- Theatrical release poster
- Directed by: Cullen Hoback
- Produced by: Cullen Hoback; Nitin Khanna; John Ramos;
- Narrated by: Cullen Hoback
- Cinematography: Ben Wolf
- Edited by: Cullen Hoback
- Music by: John Askew
- Distributed by: Variance Films, Hyrax Films
- Release date: 2013;
- Running time: 80 minutes
- Country: United States
- Language: English

= Terms and Conditions May Apply =

Terms and Conditions May Apply is a 2013 documentary film that addresses how corporations and the government utilize the information that users provide when agreeing to browse a website, install an application, or purchase goods online.
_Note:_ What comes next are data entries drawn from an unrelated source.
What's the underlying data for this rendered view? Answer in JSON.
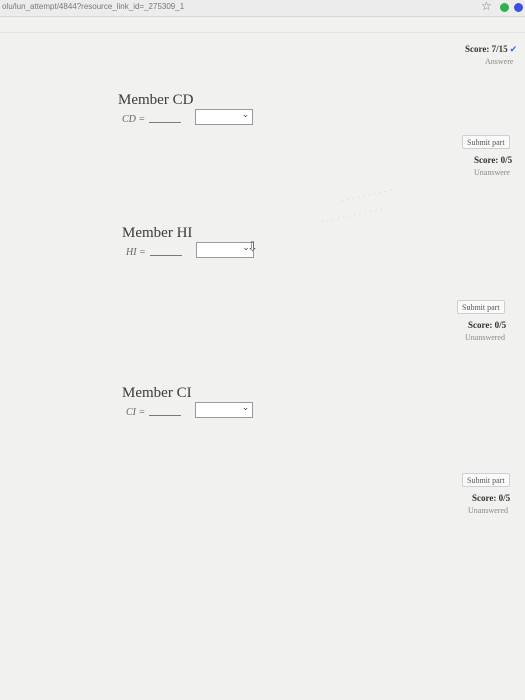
{
  "browser": {
    "url": "olu/lun_attempt/4844?resource_link_id=_275309_1",
    "bookmark_icon": "star-icon"
  },
  "members": [
    {
      "title": "Member CD",
      "label": "CD ="
    },
    {
      "title": "Member HI",
      "label": "HI ="
    },
    {
      "title": "Member CI",
      "label": "CI ="
    }
  ],
  "dropdown_icon": "chevron-down-icon",
  "sidebar": {
    "main_score": "Score: 7/15",
    "main_status": "Answere",
    "parts": [
      {
        "submit": "Submit part",
        "score": "Score: 0/5",
        "status": "Unanswere"
      },
      {
        "submit": "Submit part",
        "score": "Score: 0/5",
        "status": "Unanswered"
      },
      {
        "submit": "Submit part",
        "score": "Score: 0/5",
        "status": "Unanswered"
      }
    ]
  },
  "colors": {
    "accent": "#2e6fe0",
    "extension_green": "#2fb14a",
    "extension_blue": "#3c4fe0"
  }
}
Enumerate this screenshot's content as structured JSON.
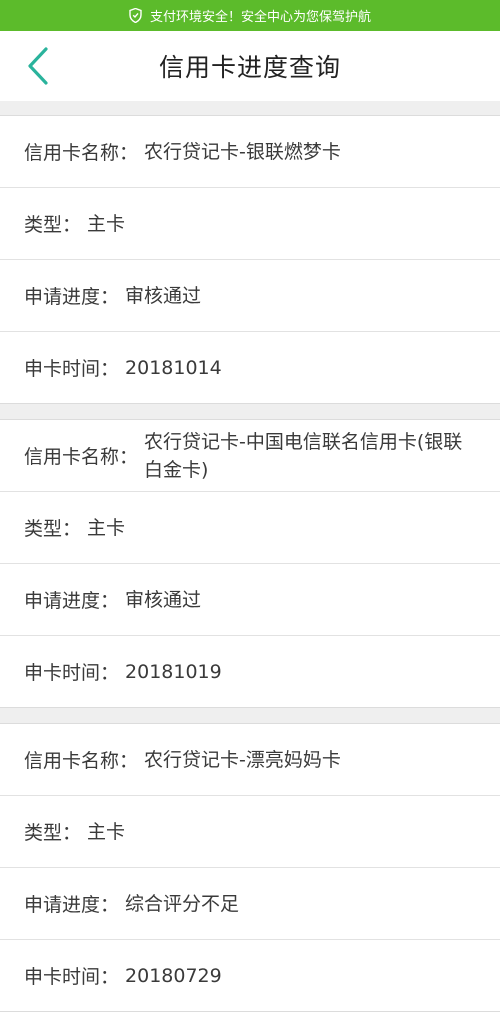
{
  "banner": {
    "text": "支付环境安全！安全中心为您保驾护航",
    "icon": "shield-icon",
    "color": "#5cbb2b"
  },
  "header": {
    "title": "信用卡进度查询",
    "back_icon": "chevron-left-icon",
    "accent": "#2ab39c"
  },
  "cards": [
    {
      "name_label": "信用卡名称：",
      "name_value": "农行贷记卡-银联燃梦卡",
      "type_label": "类型：",
      "type_value": "主卡",
      "progress_label": "申请进度：",
      "progress_value": "审核通过",
      "date_label": "申卡时间：",
      "date_value": "20181014"
    },
    {
      "name_label": "信用卡名称：",
      "name_value": "农行贷记卡-中国电信联名信用卡(银联白金卡)",
      "type_label": "类型：",
      "type_value": "主卡",
      "progress_label": "申请进度：",
      "progress_value": "审核通过",
      "date_label": "申卡时间：",
      "date_value": "20181019"
    },
    {
      "name_label": "信用卡名称：",
      "name_value": "农行贷记卡-漂亮妈妈卡",
      "type_label": "类型：",
      "type_value": "主卡",
      "progress_label": "申请进度：",
      "progress_value": "综合评分不足",
      "date_label": "申卡时间：",
      "date_value": "20180729"
    }
  ]
}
In the film, director/narrator Cullen Hoback discusses the language employed in user-service agreements and how online service providers collect and use users' and customers' information.

The film criticizes companies such as Facebook, Google, and LinkedIn for having poorly worded and misguiding privacy policies/terms of service, which use user-unfriendly language in long documents and allows the companies to collect user information and legally provide it to third-parties. The film aims to warn people about the risks of clicking "I Agree" after scrolling through pages of uninviting text.

Mark Zuckerberg appears in the film.

==Interviewees==
In alphabetical order:

- Chris Anderson
- Harvey Anderson
- Margaret Atwood
- danah boyd
- Barrett Brown
- Leigh Bryan
- Ryan Calo
- Orson Scott Card
- Senator Ellen Corbett
- Jamie Court
- Amy Cutler
- Frank Heidt
- Brian Kennish
- Christopher Knight
- Ray Kurzweil
- Brian Lawler
- Joe Lipari
- Moby
- John Palfrey
- Eli Pariser
- Rainey Reitman
- Doug Rushkoff
- Peter Schaar
- Max Schrems
- Jerome Schwartz
- Christopher Shin
- Chris Soghoian
- Ondi Timoner
- Zeynep Tufekci
- Sherry Turkle
- Siva Vaidhyanathan
- Debra Aho Williamson

== Reception ==
The film received a very mixed review at RogerEbert.com, stating among other things; "Hoback's lack of focus is compounded by his tendency to rely on speakers who talk in generalizations."The Los Angeles Times, on the other hand, explained that "In the brave new world of big data, humor has no value — and privacy is on the extinction watch list."